A rodeo association created by military members for military members is making it possible for those who serve to compete in the sport despite the challenges of military life. The Professional Armed Forces Rodeo Association (PAFRA) was formed in 2000 by three Air Force Master Sergeants and a retired Army Sergeant Major who shared a dream: to create a rodeo association that would offer servicemembers, veterans, and their families the high standards and community found in the military.
Eighteen years later, PAFRA is doing just that, while making it possible for military members and their families to continue rodeoing regardless of whether they’re stationed in the U.S. or overseas. Thanks to a unique partnership between PAFRA and several other rodeo associations, PAFRA members can compete in other associations’ competitions without having to be members of those associations.
“That’s those associations saying thank you to our men and women who serve and just being good rodeo partners,” says PAFRA president James Hastings.
Because military members frequently work on weekends and get deployed, their opportunities to compete in rodeos are limited.
“It is tough in this day and age to wear a uniform and a cowboy hat, with any consistency on that cowboy hat,” says Hastings.
That challenge prompted PAFRA to open their year-end championship rodeo to every PAFRA member, rather than having members qualify at rodeos throughout the year.
“That’s the advantage to us—we’re able to compete [at the PAFRA championships] equally despite all the hurdles we have to go over to get to rodeos,” says Hastings.
The PAFRA Championship Rodeo always begins with an opening ceremony that honors both the competitors and the servicemembers who are unable to attend. All the athletes enter the arena wearing the official PAFRA R.E.D. (Remember Everyone Deployed) shirt as a symbol of the their unity, as well as an acknowledgment of all the servicemembers currently deployed. Once the contestants are lined up in the arena, the Fort Riley Commanding General’s Mounted Color Guard performs the flag ceremony, representing the American Flag and the flags for each branch of the Armed Forces.

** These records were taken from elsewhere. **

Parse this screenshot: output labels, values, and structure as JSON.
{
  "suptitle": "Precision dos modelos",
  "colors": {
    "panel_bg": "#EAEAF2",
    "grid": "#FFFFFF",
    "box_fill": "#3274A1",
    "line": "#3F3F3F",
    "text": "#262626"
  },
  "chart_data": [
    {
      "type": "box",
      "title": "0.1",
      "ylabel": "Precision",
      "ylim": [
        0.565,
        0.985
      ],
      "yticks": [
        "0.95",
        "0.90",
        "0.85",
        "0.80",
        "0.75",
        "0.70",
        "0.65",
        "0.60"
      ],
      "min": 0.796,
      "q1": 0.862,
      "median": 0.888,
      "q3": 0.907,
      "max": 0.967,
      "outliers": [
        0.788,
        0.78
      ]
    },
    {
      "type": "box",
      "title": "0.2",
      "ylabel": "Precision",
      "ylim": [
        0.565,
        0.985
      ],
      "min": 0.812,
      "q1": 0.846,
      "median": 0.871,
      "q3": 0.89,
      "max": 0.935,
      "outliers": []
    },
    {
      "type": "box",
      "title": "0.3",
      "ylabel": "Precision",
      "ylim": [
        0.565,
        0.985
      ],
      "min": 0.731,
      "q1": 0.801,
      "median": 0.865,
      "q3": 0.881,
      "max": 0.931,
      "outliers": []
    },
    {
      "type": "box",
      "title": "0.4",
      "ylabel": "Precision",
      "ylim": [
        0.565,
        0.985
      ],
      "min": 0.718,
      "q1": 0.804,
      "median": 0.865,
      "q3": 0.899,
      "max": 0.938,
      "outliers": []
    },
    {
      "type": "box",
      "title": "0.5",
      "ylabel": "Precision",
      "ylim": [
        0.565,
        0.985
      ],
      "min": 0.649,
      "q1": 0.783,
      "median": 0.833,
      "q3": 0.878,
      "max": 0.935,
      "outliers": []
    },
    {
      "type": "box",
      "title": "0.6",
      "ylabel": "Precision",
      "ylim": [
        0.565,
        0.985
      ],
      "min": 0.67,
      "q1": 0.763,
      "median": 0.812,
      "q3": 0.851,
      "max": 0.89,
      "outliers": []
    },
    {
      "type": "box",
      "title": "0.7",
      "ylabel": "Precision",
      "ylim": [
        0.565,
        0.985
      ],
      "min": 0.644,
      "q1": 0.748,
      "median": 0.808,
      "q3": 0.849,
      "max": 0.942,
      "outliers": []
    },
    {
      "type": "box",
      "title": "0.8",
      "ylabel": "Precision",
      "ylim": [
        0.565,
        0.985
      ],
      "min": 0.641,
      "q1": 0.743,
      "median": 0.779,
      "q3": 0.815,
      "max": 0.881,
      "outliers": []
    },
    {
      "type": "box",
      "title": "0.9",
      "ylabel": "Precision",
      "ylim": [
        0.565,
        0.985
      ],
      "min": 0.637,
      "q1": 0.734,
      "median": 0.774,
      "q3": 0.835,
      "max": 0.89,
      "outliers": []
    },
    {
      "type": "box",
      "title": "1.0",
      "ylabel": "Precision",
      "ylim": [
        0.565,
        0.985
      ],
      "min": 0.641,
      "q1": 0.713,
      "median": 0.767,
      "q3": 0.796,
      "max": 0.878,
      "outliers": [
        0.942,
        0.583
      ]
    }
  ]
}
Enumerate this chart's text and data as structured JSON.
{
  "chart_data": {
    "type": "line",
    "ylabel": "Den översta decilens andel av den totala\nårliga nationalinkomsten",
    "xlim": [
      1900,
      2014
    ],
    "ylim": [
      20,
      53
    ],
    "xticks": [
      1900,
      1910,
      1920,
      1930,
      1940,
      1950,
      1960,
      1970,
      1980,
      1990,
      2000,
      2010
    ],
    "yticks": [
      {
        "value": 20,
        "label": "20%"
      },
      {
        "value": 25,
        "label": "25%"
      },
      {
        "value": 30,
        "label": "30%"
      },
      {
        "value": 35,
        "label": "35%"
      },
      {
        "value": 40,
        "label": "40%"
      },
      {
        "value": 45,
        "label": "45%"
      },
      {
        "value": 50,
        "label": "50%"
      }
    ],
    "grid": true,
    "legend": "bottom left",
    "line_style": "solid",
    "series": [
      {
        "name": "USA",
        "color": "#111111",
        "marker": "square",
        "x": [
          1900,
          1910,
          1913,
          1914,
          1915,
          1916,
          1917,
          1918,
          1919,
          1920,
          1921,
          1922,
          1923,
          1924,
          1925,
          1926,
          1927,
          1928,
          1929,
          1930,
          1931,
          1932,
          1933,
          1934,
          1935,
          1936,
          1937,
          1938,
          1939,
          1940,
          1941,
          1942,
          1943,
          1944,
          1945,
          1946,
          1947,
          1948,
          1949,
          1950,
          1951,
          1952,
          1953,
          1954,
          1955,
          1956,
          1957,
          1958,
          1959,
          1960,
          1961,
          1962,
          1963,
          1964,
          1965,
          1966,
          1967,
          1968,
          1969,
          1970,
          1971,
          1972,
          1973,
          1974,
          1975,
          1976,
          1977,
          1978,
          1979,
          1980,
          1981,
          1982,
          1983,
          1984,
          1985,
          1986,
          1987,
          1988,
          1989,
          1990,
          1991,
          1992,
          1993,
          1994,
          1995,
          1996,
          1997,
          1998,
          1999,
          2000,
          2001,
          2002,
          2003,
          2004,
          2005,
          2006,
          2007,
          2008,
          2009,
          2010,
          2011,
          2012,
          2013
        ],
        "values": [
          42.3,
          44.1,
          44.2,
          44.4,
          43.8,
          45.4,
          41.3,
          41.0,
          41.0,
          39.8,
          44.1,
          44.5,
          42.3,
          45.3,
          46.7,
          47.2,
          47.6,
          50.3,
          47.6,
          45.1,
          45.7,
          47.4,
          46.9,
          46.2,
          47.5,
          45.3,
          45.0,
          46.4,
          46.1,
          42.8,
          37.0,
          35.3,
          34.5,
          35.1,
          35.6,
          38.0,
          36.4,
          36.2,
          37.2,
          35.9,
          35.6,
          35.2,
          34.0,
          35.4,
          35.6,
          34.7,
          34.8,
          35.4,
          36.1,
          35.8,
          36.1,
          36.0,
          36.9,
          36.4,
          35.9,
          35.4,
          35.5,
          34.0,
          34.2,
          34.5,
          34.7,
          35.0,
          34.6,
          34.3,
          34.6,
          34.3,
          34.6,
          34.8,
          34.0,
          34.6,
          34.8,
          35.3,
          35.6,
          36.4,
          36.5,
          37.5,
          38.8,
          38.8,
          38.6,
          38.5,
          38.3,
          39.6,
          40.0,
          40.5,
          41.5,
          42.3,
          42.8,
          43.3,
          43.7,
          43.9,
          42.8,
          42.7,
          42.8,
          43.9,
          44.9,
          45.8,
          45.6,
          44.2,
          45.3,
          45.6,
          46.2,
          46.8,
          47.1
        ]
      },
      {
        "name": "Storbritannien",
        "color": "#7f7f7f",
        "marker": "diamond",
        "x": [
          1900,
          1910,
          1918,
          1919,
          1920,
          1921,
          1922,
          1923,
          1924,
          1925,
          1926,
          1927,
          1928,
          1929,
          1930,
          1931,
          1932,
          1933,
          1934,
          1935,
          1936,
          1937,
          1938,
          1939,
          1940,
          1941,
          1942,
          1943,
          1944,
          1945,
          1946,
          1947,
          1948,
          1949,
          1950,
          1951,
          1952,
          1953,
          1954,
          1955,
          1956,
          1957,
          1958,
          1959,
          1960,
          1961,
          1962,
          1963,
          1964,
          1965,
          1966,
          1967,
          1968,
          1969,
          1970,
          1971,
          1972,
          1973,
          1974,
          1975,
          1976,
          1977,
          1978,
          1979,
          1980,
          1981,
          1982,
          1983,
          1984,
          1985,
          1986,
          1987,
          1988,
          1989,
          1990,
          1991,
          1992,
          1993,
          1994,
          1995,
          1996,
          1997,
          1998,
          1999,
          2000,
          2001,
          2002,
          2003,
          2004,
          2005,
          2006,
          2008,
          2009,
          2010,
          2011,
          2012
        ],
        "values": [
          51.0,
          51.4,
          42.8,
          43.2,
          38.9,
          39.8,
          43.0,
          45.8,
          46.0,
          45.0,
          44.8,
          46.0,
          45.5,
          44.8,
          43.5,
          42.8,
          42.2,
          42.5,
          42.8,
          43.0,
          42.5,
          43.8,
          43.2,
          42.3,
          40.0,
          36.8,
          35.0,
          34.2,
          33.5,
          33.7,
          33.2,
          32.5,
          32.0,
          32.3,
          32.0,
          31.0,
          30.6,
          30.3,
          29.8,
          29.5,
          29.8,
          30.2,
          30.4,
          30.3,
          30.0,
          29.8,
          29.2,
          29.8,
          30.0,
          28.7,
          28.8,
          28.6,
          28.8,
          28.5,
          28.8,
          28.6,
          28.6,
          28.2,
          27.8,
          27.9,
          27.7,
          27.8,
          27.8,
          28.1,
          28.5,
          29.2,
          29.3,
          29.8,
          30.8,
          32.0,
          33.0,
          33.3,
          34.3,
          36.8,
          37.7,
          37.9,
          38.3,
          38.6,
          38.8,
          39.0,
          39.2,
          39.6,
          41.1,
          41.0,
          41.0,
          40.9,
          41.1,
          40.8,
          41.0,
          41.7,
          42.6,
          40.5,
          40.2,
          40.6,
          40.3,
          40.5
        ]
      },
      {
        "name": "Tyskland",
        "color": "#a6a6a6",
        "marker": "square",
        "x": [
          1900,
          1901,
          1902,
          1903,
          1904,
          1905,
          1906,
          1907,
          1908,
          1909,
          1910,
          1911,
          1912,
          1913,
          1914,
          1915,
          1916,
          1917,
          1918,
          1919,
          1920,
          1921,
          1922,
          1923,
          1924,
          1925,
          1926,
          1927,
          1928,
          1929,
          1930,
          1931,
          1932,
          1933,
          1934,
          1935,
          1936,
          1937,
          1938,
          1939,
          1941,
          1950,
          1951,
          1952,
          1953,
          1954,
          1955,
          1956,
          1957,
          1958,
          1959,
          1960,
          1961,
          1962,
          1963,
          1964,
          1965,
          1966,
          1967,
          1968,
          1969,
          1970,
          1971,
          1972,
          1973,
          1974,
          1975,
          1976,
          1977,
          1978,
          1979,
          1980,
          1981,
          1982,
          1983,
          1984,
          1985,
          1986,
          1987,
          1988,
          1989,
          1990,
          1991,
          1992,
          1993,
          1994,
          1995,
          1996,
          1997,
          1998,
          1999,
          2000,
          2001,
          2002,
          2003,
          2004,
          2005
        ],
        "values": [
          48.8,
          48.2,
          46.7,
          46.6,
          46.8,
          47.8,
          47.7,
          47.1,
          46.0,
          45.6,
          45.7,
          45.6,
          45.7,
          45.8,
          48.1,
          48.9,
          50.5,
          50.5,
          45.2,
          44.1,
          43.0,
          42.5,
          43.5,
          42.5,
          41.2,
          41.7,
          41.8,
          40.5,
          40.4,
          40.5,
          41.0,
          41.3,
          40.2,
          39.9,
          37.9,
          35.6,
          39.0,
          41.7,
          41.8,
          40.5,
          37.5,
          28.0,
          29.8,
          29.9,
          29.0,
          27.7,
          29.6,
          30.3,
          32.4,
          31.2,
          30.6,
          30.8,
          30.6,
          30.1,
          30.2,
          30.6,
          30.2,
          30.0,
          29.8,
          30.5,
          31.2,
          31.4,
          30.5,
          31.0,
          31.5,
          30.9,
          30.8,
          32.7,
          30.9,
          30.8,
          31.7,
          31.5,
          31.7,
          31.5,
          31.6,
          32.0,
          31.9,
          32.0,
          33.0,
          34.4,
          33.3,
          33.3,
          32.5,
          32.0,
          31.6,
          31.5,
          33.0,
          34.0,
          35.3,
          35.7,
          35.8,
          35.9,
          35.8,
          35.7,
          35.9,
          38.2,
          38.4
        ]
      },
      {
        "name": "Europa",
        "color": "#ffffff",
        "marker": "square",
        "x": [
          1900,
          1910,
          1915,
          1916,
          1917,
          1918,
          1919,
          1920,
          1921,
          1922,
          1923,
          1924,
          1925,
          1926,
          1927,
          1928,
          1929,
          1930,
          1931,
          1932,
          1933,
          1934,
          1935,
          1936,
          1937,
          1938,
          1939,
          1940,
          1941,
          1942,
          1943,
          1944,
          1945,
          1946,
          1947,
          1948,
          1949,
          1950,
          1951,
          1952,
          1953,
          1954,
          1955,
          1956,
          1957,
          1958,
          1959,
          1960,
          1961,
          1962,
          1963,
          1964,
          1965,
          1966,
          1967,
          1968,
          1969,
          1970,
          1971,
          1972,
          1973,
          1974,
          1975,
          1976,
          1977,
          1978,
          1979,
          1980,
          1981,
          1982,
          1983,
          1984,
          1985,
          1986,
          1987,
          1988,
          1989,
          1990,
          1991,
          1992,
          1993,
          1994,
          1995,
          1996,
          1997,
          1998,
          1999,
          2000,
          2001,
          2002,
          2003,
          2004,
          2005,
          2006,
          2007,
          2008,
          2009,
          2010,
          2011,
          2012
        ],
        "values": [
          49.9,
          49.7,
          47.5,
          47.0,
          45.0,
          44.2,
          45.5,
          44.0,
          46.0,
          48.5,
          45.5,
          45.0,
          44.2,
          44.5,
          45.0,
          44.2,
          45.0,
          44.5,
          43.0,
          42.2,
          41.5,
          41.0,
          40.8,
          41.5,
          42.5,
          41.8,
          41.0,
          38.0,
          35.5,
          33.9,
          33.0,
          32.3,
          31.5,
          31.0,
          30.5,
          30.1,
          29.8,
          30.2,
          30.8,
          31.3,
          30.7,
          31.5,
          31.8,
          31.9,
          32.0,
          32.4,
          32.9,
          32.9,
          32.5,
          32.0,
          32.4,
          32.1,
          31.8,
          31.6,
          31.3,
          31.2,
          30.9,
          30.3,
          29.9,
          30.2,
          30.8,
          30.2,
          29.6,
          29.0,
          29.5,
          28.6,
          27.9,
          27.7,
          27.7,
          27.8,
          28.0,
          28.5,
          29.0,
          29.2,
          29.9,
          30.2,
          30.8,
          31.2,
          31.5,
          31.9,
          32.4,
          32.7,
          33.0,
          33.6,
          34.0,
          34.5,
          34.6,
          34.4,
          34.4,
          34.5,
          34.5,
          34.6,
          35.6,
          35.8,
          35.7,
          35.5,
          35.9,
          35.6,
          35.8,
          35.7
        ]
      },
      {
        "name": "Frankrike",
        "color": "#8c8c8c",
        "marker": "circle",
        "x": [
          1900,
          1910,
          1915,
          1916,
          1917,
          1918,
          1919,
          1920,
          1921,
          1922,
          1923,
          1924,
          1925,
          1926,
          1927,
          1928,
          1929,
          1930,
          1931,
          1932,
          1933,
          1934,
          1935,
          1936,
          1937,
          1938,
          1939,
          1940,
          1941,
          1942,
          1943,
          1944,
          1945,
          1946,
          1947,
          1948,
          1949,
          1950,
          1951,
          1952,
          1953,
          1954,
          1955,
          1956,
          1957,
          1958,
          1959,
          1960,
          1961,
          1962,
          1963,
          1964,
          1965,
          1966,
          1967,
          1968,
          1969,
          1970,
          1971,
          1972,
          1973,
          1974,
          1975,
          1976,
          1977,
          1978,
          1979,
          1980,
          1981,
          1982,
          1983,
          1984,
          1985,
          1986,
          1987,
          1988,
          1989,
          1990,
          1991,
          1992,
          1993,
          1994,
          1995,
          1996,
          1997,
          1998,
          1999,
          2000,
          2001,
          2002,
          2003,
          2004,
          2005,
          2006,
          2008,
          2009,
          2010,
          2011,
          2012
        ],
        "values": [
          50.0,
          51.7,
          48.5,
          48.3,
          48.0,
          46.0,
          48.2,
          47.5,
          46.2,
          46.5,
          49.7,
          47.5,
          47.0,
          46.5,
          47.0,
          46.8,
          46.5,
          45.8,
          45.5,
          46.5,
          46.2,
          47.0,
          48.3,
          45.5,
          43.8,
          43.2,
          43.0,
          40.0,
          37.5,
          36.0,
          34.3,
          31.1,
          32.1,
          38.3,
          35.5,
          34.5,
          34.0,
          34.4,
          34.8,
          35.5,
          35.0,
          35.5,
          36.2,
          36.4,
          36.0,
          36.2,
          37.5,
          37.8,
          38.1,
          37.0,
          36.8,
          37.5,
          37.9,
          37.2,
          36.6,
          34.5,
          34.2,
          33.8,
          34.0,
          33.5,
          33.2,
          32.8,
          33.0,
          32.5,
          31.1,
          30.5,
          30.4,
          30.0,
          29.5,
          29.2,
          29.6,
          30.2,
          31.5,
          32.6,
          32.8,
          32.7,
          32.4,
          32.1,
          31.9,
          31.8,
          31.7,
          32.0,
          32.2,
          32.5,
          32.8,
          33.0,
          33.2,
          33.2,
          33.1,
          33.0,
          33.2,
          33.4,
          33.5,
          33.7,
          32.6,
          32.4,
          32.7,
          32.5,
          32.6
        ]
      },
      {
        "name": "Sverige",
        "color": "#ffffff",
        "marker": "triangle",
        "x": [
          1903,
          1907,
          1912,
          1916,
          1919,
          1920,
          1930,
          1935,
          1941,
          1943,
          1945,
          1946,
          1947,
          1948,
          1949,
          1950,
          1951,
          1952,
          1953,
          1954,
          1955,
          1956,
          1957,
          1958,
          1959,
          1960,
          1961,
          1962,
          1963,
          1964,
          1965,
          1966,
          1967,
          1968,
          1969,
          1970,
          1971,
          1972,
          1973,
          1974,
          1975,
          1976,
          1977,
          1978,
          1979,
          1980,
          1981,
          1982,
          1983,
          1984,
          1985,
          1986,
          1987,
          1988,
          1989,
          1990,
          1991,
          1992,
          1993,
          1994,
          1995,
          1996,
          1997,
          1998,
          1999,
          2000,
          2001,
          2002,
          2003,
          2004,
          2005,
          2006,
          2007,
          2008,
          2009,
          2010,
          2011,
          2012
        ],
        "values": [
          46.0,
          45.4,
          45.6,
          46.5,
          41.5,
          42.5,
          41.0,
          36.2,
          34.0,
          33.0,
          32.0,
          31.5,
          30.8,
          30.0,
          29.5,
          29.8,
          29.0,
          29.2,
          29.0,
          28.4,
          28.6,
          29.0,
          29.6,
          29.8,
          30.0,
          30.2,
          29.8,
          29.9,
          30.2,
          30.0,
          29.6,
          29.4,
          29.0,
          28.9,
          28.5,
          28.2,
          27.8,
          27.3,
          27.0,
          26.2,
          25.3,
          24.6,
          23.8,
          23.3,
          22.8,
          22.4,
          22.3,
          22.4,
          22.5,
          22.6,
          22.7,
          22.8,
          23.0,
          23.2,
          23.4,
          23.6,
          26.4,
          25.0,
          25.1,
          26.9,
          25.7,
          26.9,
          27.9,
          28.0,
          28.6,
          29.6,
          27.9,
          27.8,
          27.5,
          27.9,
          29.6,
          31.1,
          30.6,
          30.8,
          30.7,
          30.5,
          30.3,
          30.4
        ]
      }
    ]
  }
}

The pride and reverence in the arena are palpable as the Fallen Warrior Memorial Prayer begins. All non-mounted participants stand at attention and remove their headgear as a riderless horse is led into the arena fully tacked up, with a flag draped across the saddle and boots turned backwards in the stirrups. The competitors take a knee as the announcer describes how the riderless horse symbolizes those who made the ultimate sacrifice while serving their country. The ceremony concludes with the National Anthem, during which the competitors stand and salute.
“We honor all those who went before us. [The opening ceremony] is to recognize the ones riding and competing today but we put a big emphasis on those who went before us,” says Hastings.
Although the contestants are there to compete for championship titles, the atmosphere of the rodeo is far from cutthroat.
“When we’re all together [at the PAFRA Championships], it’s like the coolest family reunion you’ve ever been to. People who literally only see each other once a year, you’d think that they live next door to each other!” says Hastings.
Contestants swap gear, horses, and encouragement throughout the event.
“The barrel racer in the number one spot will be cheering just as loud for every girl that runs as she expects to be cheered for,” Hastings says. “Everybody is happy for each other and I think it really sets us apart. The brotherhood and the sisterhood of being warriors really changes the tone— it’s genuine.”
This camaraderie isn’t limited to the Championship. PAFRA members pitch in to help each other in any way they can, whether that means lending their equipment, hauling horses cross-country, or buying hay for a member who has fallen on hard times.
“I think one of the coolest benefits of being a member of PAFRA is things that we do internally for each other,” says Hastings. “We watch out for each other, we check in on each other on a regular basis.”
Military life means frequent moves, deployments, and hectic work schedules that can make it nearly impossible to compete in rodeo, even recreationally. A membership in the Professional Armed Forces Rodeo Association not only makes it possible for military members and their families to continue competing in the sport they love, but provides a support group that will be there for them regardless of where they’re stationed.
“We do everything we can to help facilitate folks being able to rodeo,” says Hastings. “We are absolutely here to help out our military, veterans, and their families.”